So... is that a flaw or the point?
The thread didn't land on 'bad writing' so much as 'this is who Kirk is, especially in this movie.' Multiple fans noted that The Motion Picture intentionally paints him as impatient and judgmental — a guy who has to relearn how to lead. There's even another example: after Decker pulls off a save that keeps the Enterprise from being destroyed, Kirk still snipes about Decker 'competing' with him. Bones clocks it on the spot and basically asks if the one competing here might actually be Kirk. Which tracks with a bigger pattern across TOS and the original films: Spock and Bones function as Kirk's conscience, calling him on his blind spots when the ego gets too loud.

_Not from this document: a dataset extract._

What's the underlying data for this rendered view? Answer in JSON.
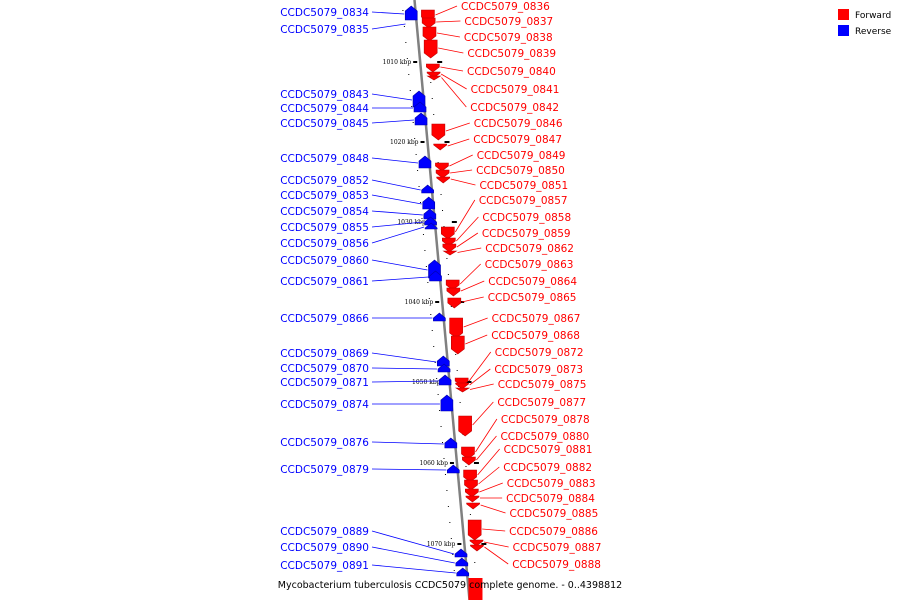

- The setup: Kirk is now an admiral, Decker (Stephen Collins) has the Enterprise, and Starfleet sends them after a massive energy cloud — but the ship's overhauled systems need proving.
- The incident: a transporter test goes wrong; two officers die, including Sonak, in a brief but gnarly sequence.
- The moment: McCoy refuses to beam until he sees it work; Kirk cracks a 'that sounds familiar' joke anyway, which reads as cold given the fresh deaths.
- The pattern: later, Kirk needles Decker about 'competing' right after Decker saves the ship; Bones flips it back on Kirk; and historically, Spock and Bones serve as his ethical guardrails.
None of this means Kirk isn't the hero people remember. It does mean The Motion Picture is playing on a different frequency — one where the franchise 's most iconic captain gets knocked off autopilot and has to earn the chair again. When you put the movie in that light, the prickly stuff doesn't feel like a mistake. It feels like the assignment.